The scheme would cost between £240m and £330m, the letter said.

"Despite this, no external sources of funding have been identified in relation to either scheme other than the stated intention to approach the central Government in order to lobby for some funding... Clearly considering whether there is a reasonable prospect of this funding being identified within the timescales envisaged is a matter of planning judgement.

"However, due to the lack of significant sources of external funding having been identified at this stage in the examination, we are unable to conclude that there is currently a reasonable prospect that they will be.
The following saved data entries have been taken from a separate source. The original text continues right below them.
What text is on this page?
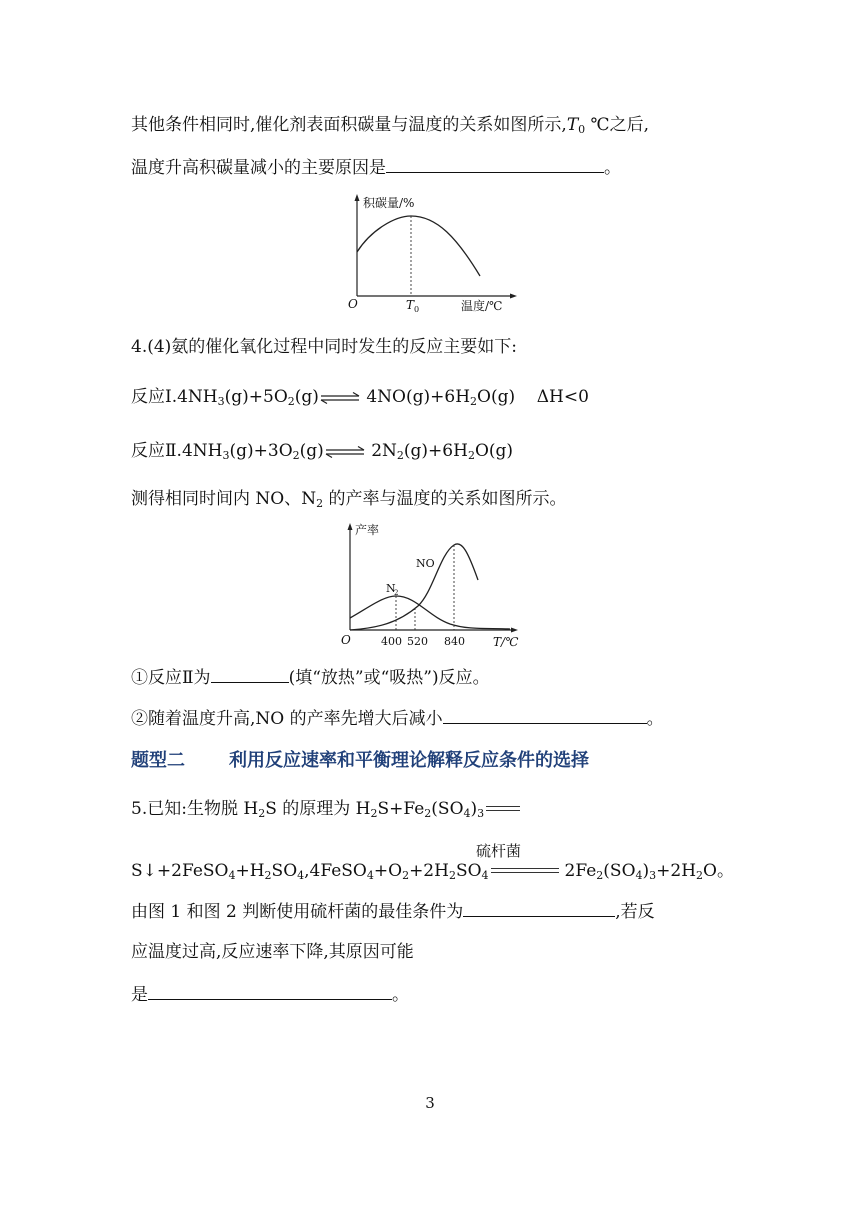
其他条件相同时,催化剂表面积碳量与温度的关系如图所示$,T_0$ ℃之后,
温度升高积碳量减小的主要原因是	。
积碳量/%
O	T 0	温度/℃
4.(4)氨的催化氧化过程中同时发生的反应主要如下:
反应$Ⅰ.4NH_3(g)+5O_2(g)\rightleftharpoons$ $4NO(g)+6H_2O(g)$    ΔH<0
反应$Ⅱ.4NH_3(g)+3O_2(g)\rightleftharpoons$ $2N_2(g)+6H_2O(g)$
测得相同时间内 NO、$N_2$ 的产率与温度的关系如图所示。
产率
NO
N
2
O	400 520 840 T/℃
①反应Ⅱ为	(填“放热”或“吸热”)反应。
②随着温度升高,NO 的产率先增大后减小	。
题型二 利用反应速率和平衡理论解释反应条件的选择
5.已知:生物脱 $H_2S$ 的原理为 $H_2S+Fe_2(SO_4)_3$
硫杆菌
$S↓+2FeSO_4+H_2SO_4,4FeSO_4+O_2+2H_2SO_4$	$2Fe_2(SO_4)_3+2H_2O$。
由图 1 和图 2 判断使用硫杆菌的最佳条件为	,若反
应温度过高,反应速率下降,其原因可能
是	。
3
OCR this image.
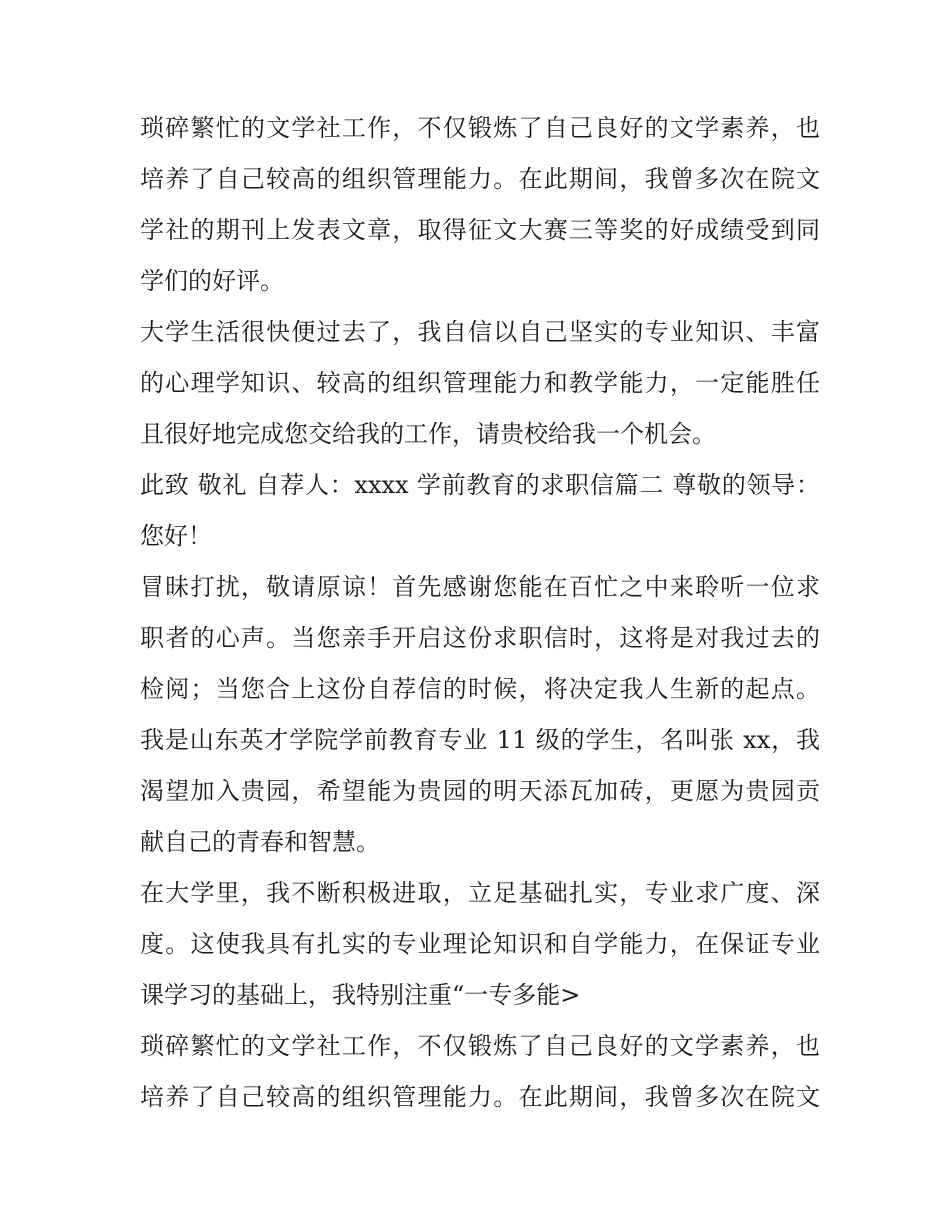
琐碎繁忙的文学社工作，不仅锻炼了自己良好的文学素养，也

培养了自己较高的组织管理能力。在此期间，我曾多次在院文

学社的期刊上发表文章，取得征文大赛三等奖的好成绩受到同

学们的好评。

大学生活很快便过去了，我自信以自己坚实的专业知识、丰富

的心理学知识、较高的组织管理能力和教学能力，一定能胜任

且很好地完成您交给我的工作，请贵校给我一个机会。

此致 敬礼 自荐人：xxxx 学前教育的求职信篇二 尊敬的领导：

您好！

冒昧打扰，敬请原谅！首先感谢您能在百忙之中来聆听一位求

职者的心声。当您亲手开启这份求职信时，这将是对我过去的

检阅；当您合上这份自荐信的时候，将决定我人生新的起点。

我是山东英才学院学前教育专业 11 级的学生，名叫张 xx，我

渴望加入贵园，希望能为贵园的明天添瓦加砖，更愿为贵园贡

献自己的青春和智慧。

在大学里，我不断积极进取，立足基础扎实，专业求广度、深

度。这使我具有扎实的专业理论知识和自学能力，在保证专业

课学习的基础上，我特别注重“一专多能>

琐碎繁忙的文学社工作，不仅锻炼了自己良好的文学素养，也

培养了自己较高的组织管理能力。在此期间，我曾多次在院文
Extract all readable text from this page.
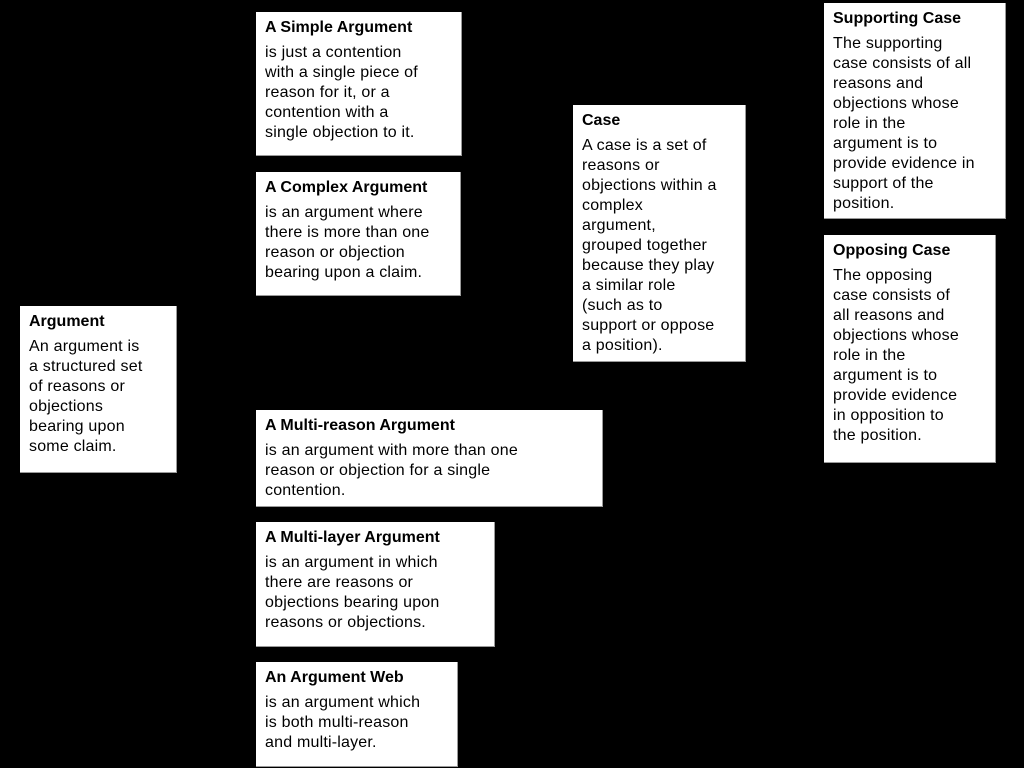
Argument
An argument is
a structured set
of reasons or
objections
bearing upon
some claim.
A Simple Argument
is just a contention
with a single piece of
reason for it, or a
contention with a
single objection to it.
A Complex Argument
is an argument where
there is more than one
reason or objection
bearing upon a claim.
Case
A case is a set of
reasons or
objections within a
complex
argument,
grouped together
because they play
a similar role
(such as to
support or oppose
a position).
Supporting Case
The supporting
case consists of all
reasons and
objections whose
role in the
argument is to
provide evidence in
support of the
position.
Opposing Case
The opposing
case consists of
all reasons and
objections whose
role in the
argument is to
provide evidence
in opposition to
the position.
A Multi-reason Argument
is an argument with more than one
reason or objection for a single
contention.
A Multi-layer Argument
is an argument in which
there are reasons or
objections bearing upon
reasons or objections.
An Argument Web
is an argument which
is both multi-reason
and multi-layer.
This is because, as previously stated, applying for significant amounts of external funding takes time."

The Inspectorate's response to Ebley Mill prompted a reaction from the boss of Cheltenham-based McLoughlin Planning, a significant presence in the county's planning issues, in which managing director Nathan McLoughlin said the inspectors were had "channelled their inner Margaret Thatcher (circa 1980) and decided that they were not for turning".
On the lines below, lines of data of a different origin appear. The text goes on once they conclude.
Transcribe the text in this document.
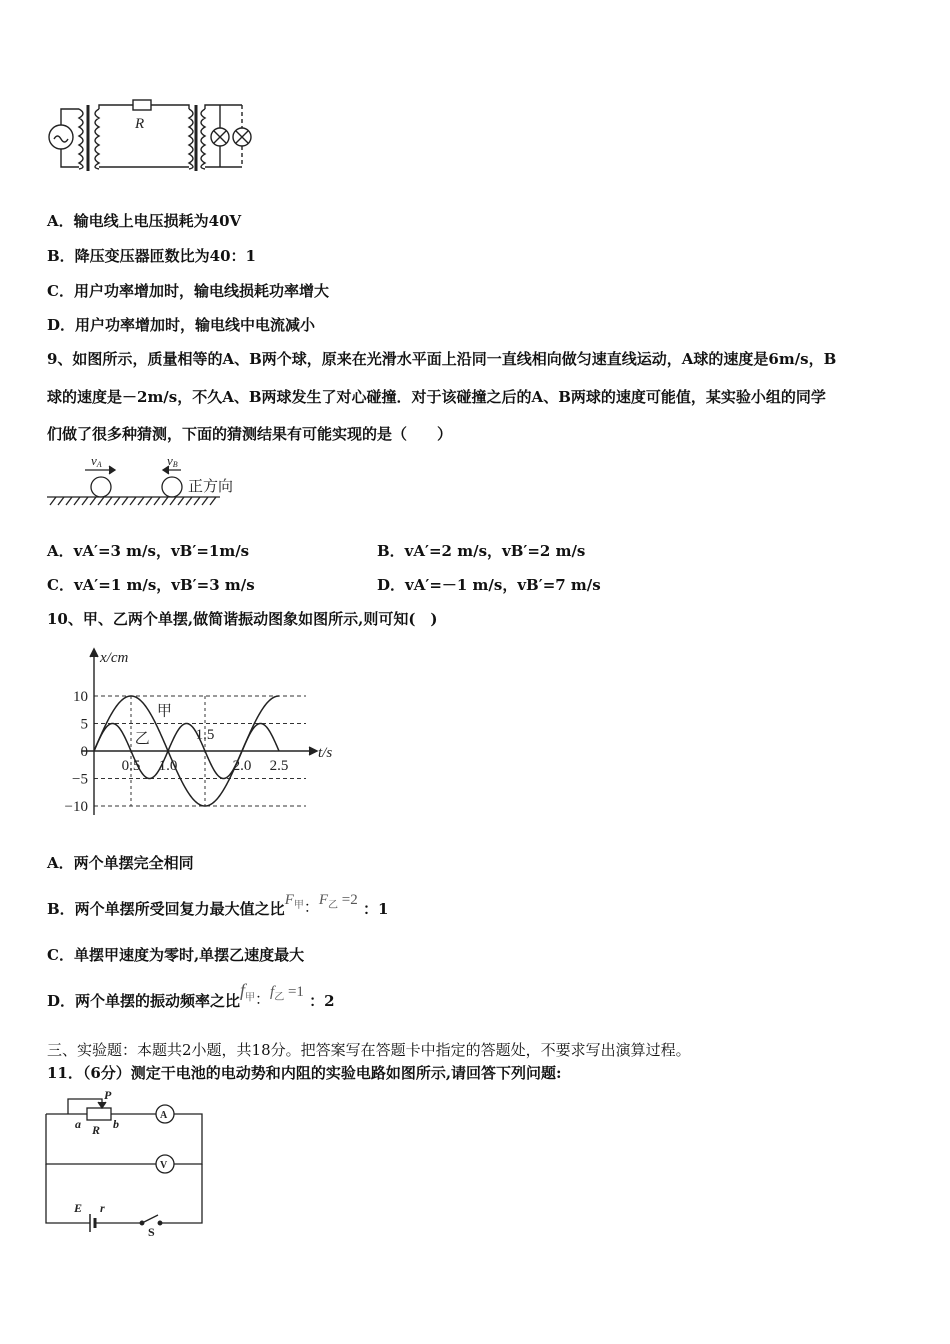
R
A．输电线上电压损耗为40V
B．降压变压器匝数比为40：1
C．用户功率增加时，输电线损耗功率增大
D．用户功率增加时，输电线中电流减小
9、如图所示，质量相等的A、B两个球，原来在光滑水平面上沿同一直线相向做匀速直线运动，A球的速度是6m/s，B
球的速度是－2m/s，不久A、B两球发生了对心碰撞．对于该碰撞之后的A、B两球的速度可能值，某实验小组的同学
们做了很多种猜测，下面的猜测结果有可能实现的是（　　）
vA	vB
正方向
A．vA′=3 m/s，vB′=1m/s	B．vA′=2 m/s，vB′=2 m/s
C．vA′=1 m/s，vB′=3 m/s	D．vA′=－1 m/s，vB′=7 m/s
10、甲、乙两个单摆,做简谐振动图象如图所示,则可知(　)
10
5
0
−5
−10
0.5 1.0
1.5
2.0 2.5
x/cm
t/s
甲
乙
A．两个单摆完全相同
B．两个单摆所受回复力最大值之比$F_甲$：$F_乙 =2$ ：1
C．单摆甲速度为零时,单摆乙速度最大
D．两个单摆的振动频率之比$f_甲$：$f_乙 =1$ ：2
三、实验题：本题共2小题，共18分。把答案写在答题卡中指定的答题处，不要求写出演算过程。
11．（6分）测定干电池的电动势和内阻的实验电路如图所示,请回答下列问题:
P
a R b
A
V
E r
S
Citing a blog from the leader of SDC which highlighted the heartbreak for families unable to get onto housing lists due to the district's paucity of housing (which now spells a waiting list of 4,000 people), he said that the Inspectorate's ongoing rejection carried lessons that must be learned by the homebuilding industry.

Mr McLoughlin said: "The key reason for the failure of the Plan was its reliance on infrastructure funding for the essential upgrades to J12 and J14, or in Stroud's case, the lack of such funding. The Inspectors' approach to this matter is not simply requiring the money to be in place for the Plan to be found sound. Rather, there has to be evidence to demonstrate a "reasonable prospect" of the monies being available at the right time for the critical infrastructure required. Clearly, a black hole between £230 and £340 million will be problematic."
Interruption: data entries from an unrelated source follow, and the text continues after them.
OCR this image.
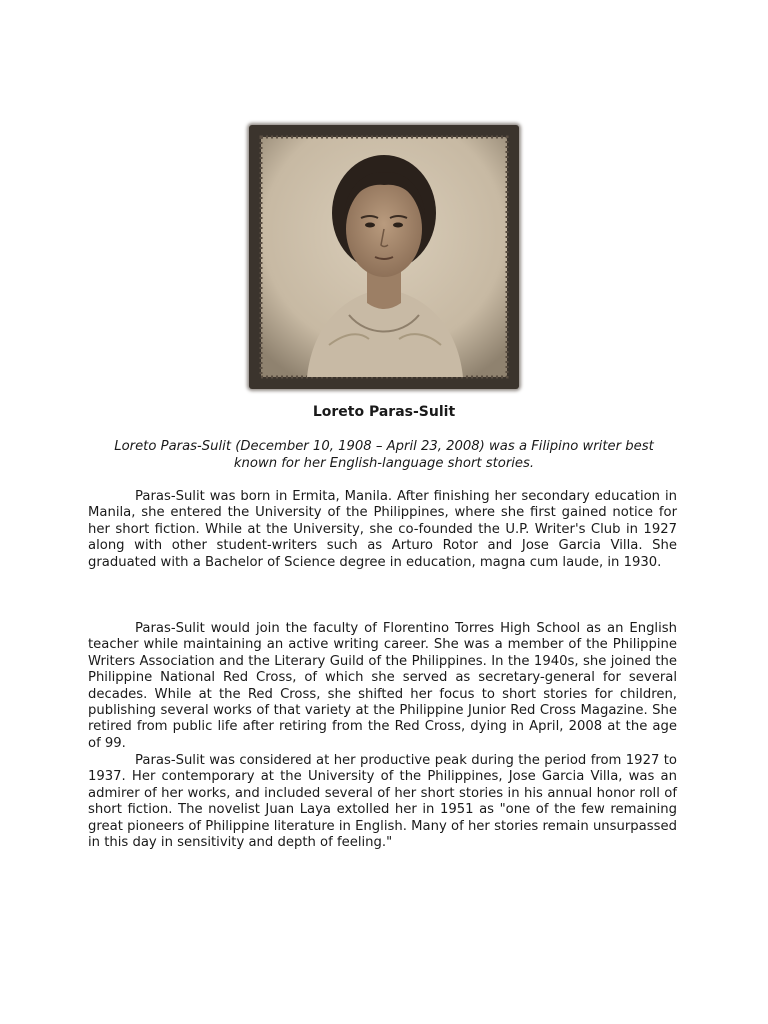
Loreto Paras-Sulit
Loreto Paras-Sulit (December 10, 1908 – April 23, 2008) was a Filipino writer best known for her English-language short stories.

Paras-Sulit was born in Ermita, Manila. After finishing her secondary education in Manila, she entered the University of the Philippines, where she first gained notice for her short fiction. While at the University, she co-founded the U.P. Writer's Club in 1927 along with other student-writers such as Arturo Rotor and Jose Garcia Villa. She graduated with a Bachelor of Science degree in education, magna cum laude, in 1930.

Paras-Sulit would join the faculty of Florentino Torres High School as an English teacher while maintaining an active writing career. She was a member of the Philippine Writers Association and the Literary Guild of the Philippines. In the 1940s, she joined the Philippine National Red Cross, of which she served as secretary-general for several decades. While at the Red Cross, she shifted her focus to short stories for children, publishing several works of that variety at the Philippine Junior Red Cross Magazine. She retired from public life after retiring from the Red Cross, dying in April, 2008 at the age of 99.

Paras-Sulit was considered at her productive peak during the period from 1927 to 1937. Her contemporary at the University of the Philippines, Jose Garcia Villa, was an admirer of her works, and included several of her short stories in his annual honor roll of short fiction. The novelist Juan Laya extolled her in 1951 as "one of the few remaining great pioneers of Philippine literature in English. Many of her stories remain unsurpassed in this day in sensitivity and depth of feeling."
The impasse sharply focuses on the relationship between allocations and infrastructure, he said, and the need to have "a very clear handle on the infrastructure costs for projects and when they will be required in the Plan period. The larger the allocation, the greater the infrastructure requirements, especially when motorway junctions are involved."

He added: "The Local Plan Review went, to use gambling parlance, "all in" on a handfull of large strategic sites, rather than a more dispersed strategy, where the impact on highway infrastructure would be less. Indeed, Stroud's neighbours in South Gloucestershire are well aware of this and members and officers have made it clear that its emerging Local Plan (which will go to Examination this year) has learnt from the mistakes Stroud has made and propose something more 'deliverable' with a greater focus on smaller allocations which don't necessarily trigger massive infrastructure costs."

Looking ahead, he said Stroud does not have a five-year housing land supply and is "nowhere near being in a position to solve the problem from a Plan-making standpoint. It further underlines a huge opportunity for all involved with housing sites to look seriously at sites that can come forward and be delivered within five years.

"In looking at sites to come forward, I cannot continue to stress enough that it's a question of doing the basics right, ensuring the site is in a sensible location, deliverable, and devoid of genuine constraints. Remember, a lack of a five-year supply does not give succour to those sites that are fundamentally flawed."

Ultimately, he warned any failure of a plan was serious: "We work in a plan-led system where Councils decide where growth can go. The Stroud case (and it's not unique) shows that those decisions are not always the right decisions. But at the heart of any Local Plan is providing homes for people to live in."

● In a statement on the letter, SDC said: "The council is currently reviewing the contents of the response and will provide further updates in due course."